The beautiful siren-like, Christmas-present cigar that is so fair to gaze upon, when lit turns like a viper and stings us into abjuring my Lady Nicotine forever.
When we attempt to sit upon the early scarlet runner, hand-embroidered rocking-chair cushion presented to us by our maiden aunt and slide out upon the floor upon our spinal vertebrae, we feel inclined to kneel in our own blood with a dagger between our teeth and swear by heaven never to sit down again.
When we go upon the streets wearing the neckties presented to us by our wife, and the loiterer upon the corner sayeth, “Ha, Ha,” and the newsboy inquireth, “What is it?” is it any wonder that we curse the necktie habit as an enemy of man, and on New Year’s morning swear to abjure it forever?

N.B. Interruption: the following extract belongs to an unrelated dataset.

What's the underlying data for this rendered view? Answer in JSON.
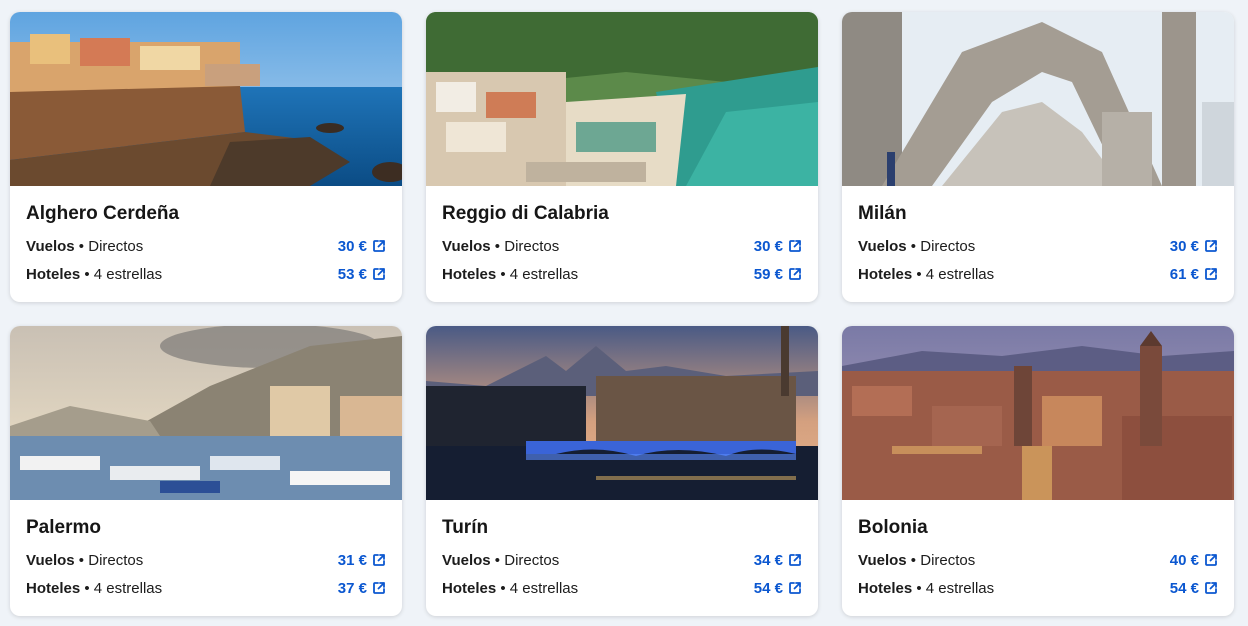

When we say farewell, and with clenched teeth wend our way into the shirt made for us by the fair hands of our partner in sorrow, and find the collar tighter than the last one worn by the late lamented Harry Hayward, and the tail thereof more biased than a populist editorial, and the bosom in billowy waves that heave upon our manly chest like a polonaise on a colored cook on Emancipation Day, and the sleeves dragging the floor as we walk about, saying, “It’s so nice, my dear—just what I wanted,” what wonder that we register an oath with the Lord of Abraham and Jacob as the glad New Year bells peal out, nevermore to wear again a garment made by that portion of the earth’s inhabitants that sits on the floor to put on its shoes, and regards the male torso as a waste basket for remnant AA sheeting and misfit Butterick patterns?
There are so many things we take a delight in forswearing on New Year’s Day.
While strolling aimlessly about the streets of Houston on the last evening of 1895, little sights and sounds obtrude themselves and reveal the spirit of the time, as little pulse beats indicate the general tone of the human system.